London, Feb 12 (Inditop.com) The sheer size of pachyderms makes it impossible for them to bounce up in the air at high speeds. So how do high-speed elephants move: do they run or walk?

At a first glance, fast-moving elephants look as if they are walking, according to John Hutchinson from the Royal Veterinary College, UK.

But closer analysis of elephant footfall patterns by Hutchinson suggested that speedy elephants’ front legs walk while their hind legs may trot.

Norman Heglund from the Universite catholique de Louvain, Belgium, realised that the only way to resolve the conundrum was to measure the immense forces exerted on the animals by the ground as they move.

Heglund had to construct and calibrate an eight metre long, elephant-sized force platform from sixteen square metre force plates.

Crating the 300 kg force plates, cameras and computers in Belgium and shipping the equipment to the Thai Elephant Conservation Centre in Lampang, Thailand, Heglund, Joakim Genin, Patrick Willems, Giovanni Cavagna and Richard Lair built a reinforced concrete foundation and assembled the force platform ready to measure the enormous ground reaction forces generated by the animals.
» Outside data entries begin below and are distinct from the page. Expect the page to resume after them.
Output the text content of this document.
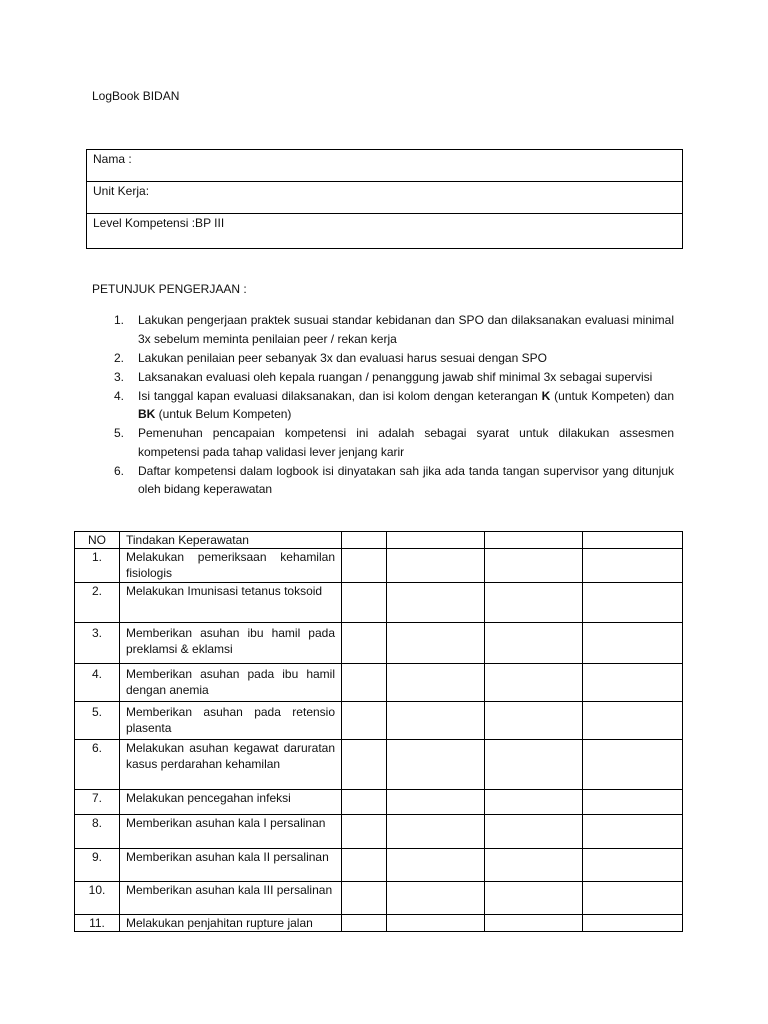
LogBook BIDAN
Nama :
Unit Kerja:
Level Kompetensi :BP III
PETUNJUK PENGERJAAN :
1. Lakukan pengerjaan praktek susuai standar kebidanan dan SPO dan dilaksanakan evaluasi minimal 3x sebelum meminta penilaian peer / rekan kerja
2. Lakukan penilaian peer sebanyak 3x dan evaluasi harus sesuai dengan SPO
3. Laksanakan evaluasi oleh kepala ruangan / penanggung jawab shif minimal 3x sebagai supervisi
4. Isi tanggal kapan evaluasi dilaksanakan, dan isi kolom dengan keterangan K (untuk Kompeten) dan BK (untuk Belum Kompeten)
5. Pemenuhan pencapaian kompetensi ini adalah sebagai syarat untuk dilakukan assesmen kompetensi pada tahap validasi lever jenjang karir
6. Daftar kompetensi dalam logbook isi dinyatakan sah jika ada tanda tangan supervisor yang ditunjuk oleh bidang keperawatan
NO	Tindakan Keperawatan				
1.	Melakukan pemeriksaan kehamilan fisiologis				
2.	Melakukan Imunisasi tetanus toksoid				
3.	Memberikan asuhan ibu hamil pada preklamsi & eklamsi				
4.	Memberikan asuhan pada ibu hamil dengan anemia				
5.	Memberikan asuhan pada retensio plasenta				
6.	Melakukan asuhan kegawat daruratan kasus perdarahan kehamilan				
7.	Melakukan pencegahan infeksi				
8.	Memberikan asuhan kala I persalinan				
9.	Memberikan asuhan kala II persalinan				
10.	Memberikan asuhan kala III persalinan				
11.	Melakukan penjahitan rupture jalan				
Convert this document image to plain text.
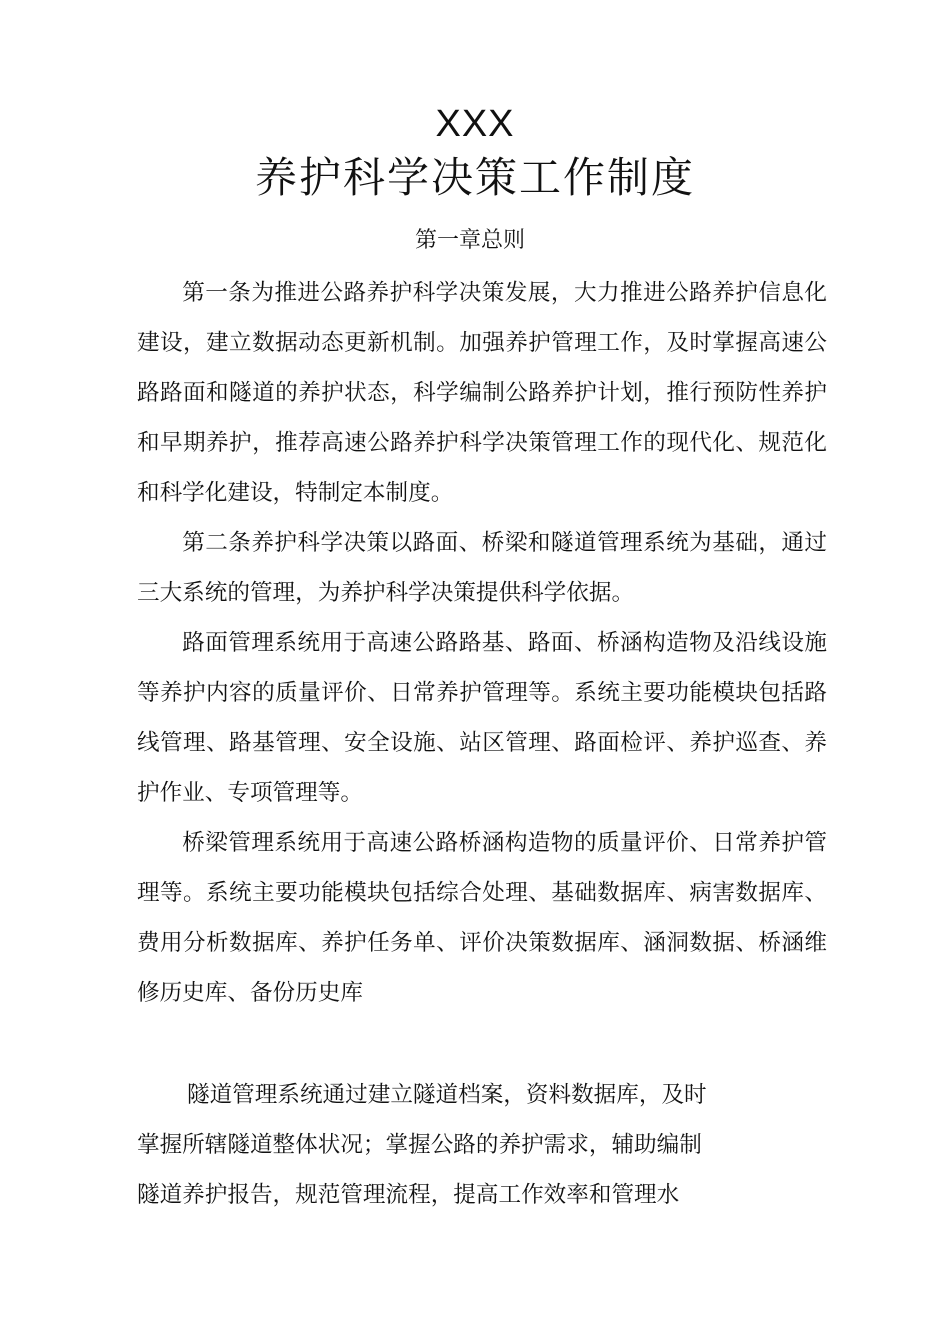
XXX
养护科学决策工作制度
第一章总则

第一条为推进公路养护科学决策发展，大力推进公路养护信息化建设，建立数据动态更新机制。加强养护管理工作，及时掌握高速公路路面和隧道的养护状态，科学编制公路养护计划，推行预防性养护和早期养护，推荐高速公路养护科学决策管理工作的现代化、规范化和科学化建设，特制定本制度。

第二条养护科学决策以路面、桥梁和隧道管理系统为基础，通过三大系统的管理，为养护科学决策提供科学依据。

路面管理系统用于高速公路路基、路面、桥涵构造物及沿线设施等养护内容的质量评价、日常养护管理等。系统主要功能模块包括路线管理、路基管理、安全设施、站区管理、路面检评、养护巡查、养护作业、专项管理等。

桥梁管理系统用于高速公路桥涵构造物的质量评价、日常养护管理等。系统主要功能模块包括综合处理、基础数据库、病害数据库、费用分析数据库、养护任务单、评价决策数据库、涵洞数据、桥涵维修历史库、备份历史库

隧道管理系统通过建立隧道档案，资料数据库，及时
掌握所辖隧道整体状况；掌握公路的养护需求，辅助编制
隧道养护报告，规范管理流程，提高工作效率和管理水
Encouraged to move by their mahouts, 34 elephants ranging from an 870 kg baby up to a four-tonne adult moved over the force platform at speeds ranging from a 0.38 metres per second stroll to a 4.97 metres per second charge.

Based on the force measurements, the Belgian team was able to reconstruct the movement of each animal’s centre of mass and found that the elephant’s movements are extremely economical.

Heglund explains that the elephant’s cost of transport is low because the animal’s step frequency is higher than expected and they improve their stability by keeping an average of two feet on the ground even at high speeds, and three at lower speeds.

Combining these approaches, the elephant’s centre of mass bounces less than other animals’, reducing the giant’s cost of transport, said a release of the Royal Veterinary College.

The findings were published in the Friday issue of The Journal of Experimental Biology.